Having made a cut for the first time since the Texas Open back in March, McDowell’s positivity levels improved: “I feel like I go to Scotland with some positives to take from the week. I just need to clean up a couple of things, the driver and the putter. They are the strengths of my game and if I can get those things firing and back on track, the rest of my game feels pretty good.”

Soreness

McDowell, who has been wearing a brace on his upper arm to help combat the soreness in his forearm, is one of five Irishmen in the field for this week’s Scottish Open where he is joined by Harrington, Rory McIlroy, Cormac Sharvin and Jonathan Caldwell, with each one of the quintet seeking improvement on their performances at the DDF Irish Open.

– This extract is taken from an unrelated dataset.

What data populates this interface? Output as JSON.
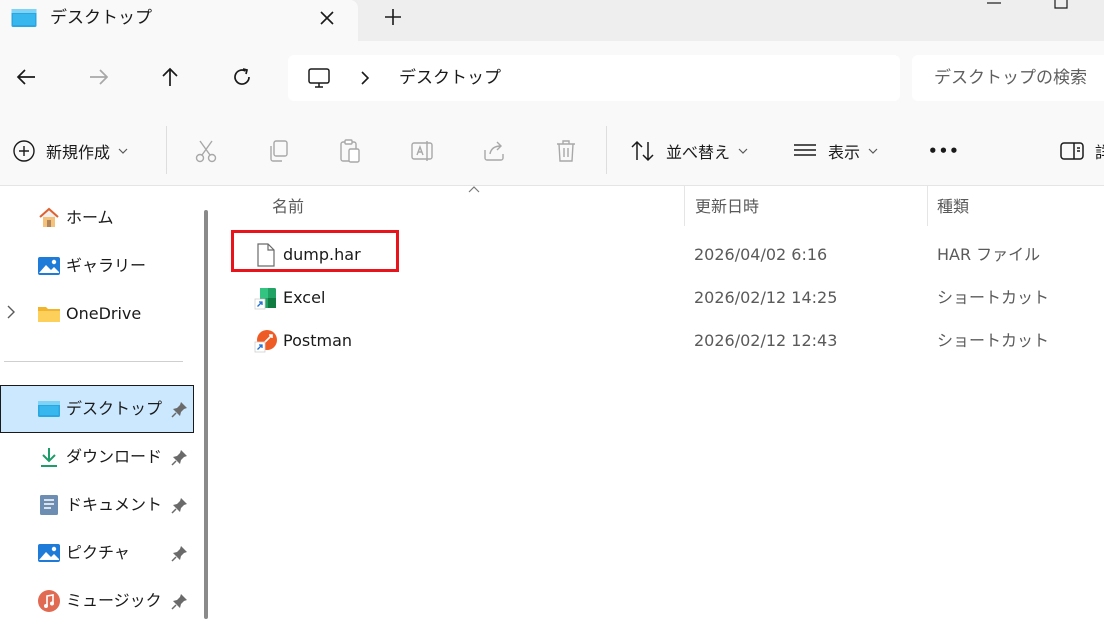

In McIlroy’s case, the major issue for him at Mount Juliet was his driving – especially in terms of accuracy– where he hit only three fairways (from 28) over the two weekend rounds.

McIlroy, the world number 10, added the Scottish Open on to his schedule only after stricter restrictions on his wife and daughter travelling to this side of the pond. Given his driving issues at the Irish Open, it would appear that the extra tournament is badly needed as he moves onwards to the final Major of the year at Royal St George’s next week.

An important tool could yet prove to be a 2-iron which McIlroy rescued from his garage a couple of weeks ago and which he believes will become his main club for tee-shots in navigating a route around links terrain these next two weeks: “I was just going through the garage before coming over here and pull a few [2-irons] out. I was testing a few on the range at The Bear’s Club and there was one specific one, I was like, ‘Oh, this could work pretty well’. We’ll give it a go.”

Earned

Certainly, the driver won’t be required as much on links. “I just want to play more tidy rounds of golf, not be in the rough as much, try to play off the fairway a bit more . . . I’d rather take 20 yards off a drive and put it in play than be hacking out of the rough, especially on links where the rough could be pretty bad in places.”

In-form Séamus Power didn’t have to go through the lottery of Monday qualifying for this week’s John Deere Classic, after his top-10 finish in the Rocket Mortgages earned him a spot in the field. Power – who has finished 9th-19th-19th-8th in his last four outings on the PGA Tour, where he has a category but not a full card – is currently 140th on the FedEx Cup standings and has a target of breaking into the top 125 by the Wyndham Championship next month, which is the last of the regular tour events before the playoffs.